If you have any quantifiable experience or success, make sure to include it on your resume.  A bullet point reading “Led social media strategy and increased followers” is not as effective as “Increased Facebook followers by 75% and Twitter followers by 84%.”

Your cover letter should focus on how you achieved your quantifiable success and your enjoyment of digital marketing.  Plus, if you are self-taught in any digital marketing areas, you can mention that as part of your experience.  Entry-level candidates are not expected to have the 10 years of experience that senior-level digital marketing positions demand, so explaining how you learned about digital marketing topics will impress the hiring manager. 

Step 5: Give an Enthusiastic Interview and Apply Everything you have Learned in Digital Marketing

Most hiring managers looking to hire entry-level digital marketing positions want to see enthusiasm and positivity as much as actual skill.  If you come across as enthusiastic, creative and a problem solver, you will have a great chance at getting the job.  The in-person interview generally provides the hiring manager a good idea of the candidate’s personality and demeanor, albeit in a very small dose.  For digital marketing positions, those aforementioned impressions (enthusiastic, creative and problem solving) are critical, as they provide new dimensions to your resume.

Again, do not shy away from saying you are self-taught in certain digital marketing areas.  Being able to teach oneself is to show dedication and self-sufficiency.  Yes, experience is important, but so too is the ability to be a problem solver.

This should go without saying, but be sure to review the job description thoroughly before the interview and know enough about the company to provide some quick tips on how to improve their digital marketing strategy.  Entry-level positions will not be expected to provide a comprehensive digital marketing strategy in the interview, but the candidates may be asked about their familiarity with the company and its online properties.  Check out the company’s website, social media pages and subscribe to their email newsletter if there is one available.  Do as much digital research on the company as possible so you can sound well-versed and familiar with their existing digital marketing tactics.

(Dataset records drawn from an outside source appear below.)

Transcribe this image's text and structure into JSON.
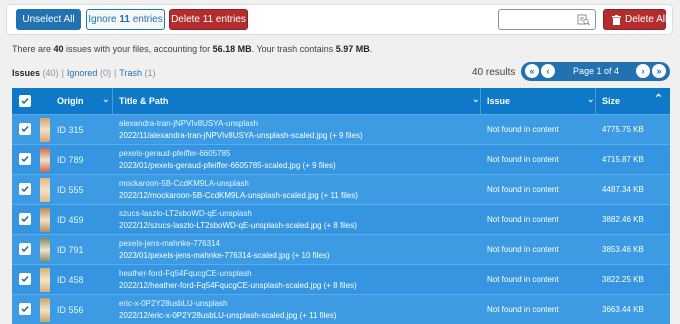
{
  "toolbar": {
    "unselect_label": "Unselect All",
    "ignore_prefix": "Ignore ",
    "ignore_count": "11",
    "ignore_suffix": " entries",
    "delete_entries_label": "Delete 11 entries",
    "search_placeholder": "",
    "delete_all_label": "Delete All"
  },
  "summary": {
    "part1": "There are ",
    "issues": "40",
    "part2": " issues with your files, accounting for ",
    "size": "56.18 MB",
    "part3": ". Your trash contains ",
    "trash": "5.97 MB",
    "part4": "."
  },
  "filters": [
    {
      "label": "Issues",
      "count": "(40)"
    },
    {
      "label": "Ignored",
      "count": "(0)"
    },
    {
      "label": "Trash",
      "count": "(1)"
    }
  ],
  "pagination": {
    "results": "40 results",
    "first": "«",
    "prev": "‹",
    "page": "Page 1 of 4",
    "next": "›",
    "last": "»"
  },
  "table": {
    "headers": {
      "origin": "Origin",
      "title": "Title & Path",
      "issue": "Issue",
      "size": "Size"
    },
    "rows": [
      {
        "id": "ID 315",
        "title": "alexandra-tran-jNPVIv8USYA-unsplash",
        "path": "2022/11/alexandra-tran-jNPVIv8USYA-unsplash-scaled.jpg (+ 9 files)",
        "issue": "Not found in content",
        "size": "4775.75 KB",
        "thumb": "#d9a36b"
      },
      {
        "id": "ID 789",
        "title": "pexels-geraud-pfeiffer-6605785",
        "path": "2023/01/pexels-geraud-pfeiffer-6605785-scaled.jpg (+ 9 files)",
        "issue": "Not found in content",
        "size": "4715.87 KB",
        "thumb": "#c96a4a"
      },
      {
        "id": "ID 555",
        "title": "mockaroon-5B-CcdKM9LA-unsplash",
        "path": "2022/12/mockaroon-5B-CcdKM9LA-unsplash-scaled.jpg (+ 11 files)",
        "issue": "Not found in content",
        "size": "4487.34 KB",
        "thumb": "#e2b98c"
      },
      {
        "id": "ID 459",
        "title": "szucs-laszlo-LT2sboWD-qE-unsplash",
        "path": "2022/12/szucs-laszlo-LT2sboWD-qE-unsplash-scaled.jpg (+ 8 files)",
        "issue": "Not found in content",
        "size": "3882.46 KB",
        "thumb": "#b98a5a"
      },
      {
        "id": "ID 791",
        "title": "pexels-jens-mahnke-776314",
        "path": "2023/01/pexels-jens-mahnke-776314-scaled.jpg (+ 10 files)",
        "issue": "Not found in content",
        "size": "3853.46 KB",
        "thumb": "#7a8f6a"
      },
      {
        "id": "ID 458",
        "title": "heather-ford-Fq54FqucgCE-unsplash",
        "path": "2022/12/heather-ford-Fq54FqucgCE-unsplash-scaled.jpg (+ 8 files)",
        "issue": "Not found in content",
        "size": "3822.25 KB",
        "thumb": "#d6b07a"
      },
      {
        "id": "ID 556",
        "title": "eric-x-0P2Y28usbLU-unsplash",
        "path": "2022/12/eric-x-0P2Y28usbLU-unsplash-scaled.jpg (+ 11 files)",
        "issue": "Not found in content",
        "size": "3663.44 KB",
        "thumb": "#c9a36b"
      }
    ]
  },
  "colors": {
    "accent": "#2271b1",
    "danger": "#b32d2e",
    "header": "#0e79c8",
    "row": "#3d9be4"
  }
}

The most impressive example of this digital research I witnessed was with an internship candidate.  She had not only reviewed my company’s social media pages, but she noticed our Facebook message response time as being “very good” and “usually responds immediately.”  She then asked me if there was a rigorous process in place for responding to messages or if it was considered on a case-by-case basis.  I was impressed with the familiarity and the thoughtfulness of the question (I hired her the next week).

Now you are ready for success!

Breaking into the digital marketing field via an internship or entry-level position is no easy task, but hopefully these steps can support you in your career endeavors.  As long as you do your research and show a genuine interest in the field, you will have a great chance to embrace one of those highly coveted digital marketing positions.  Good luck!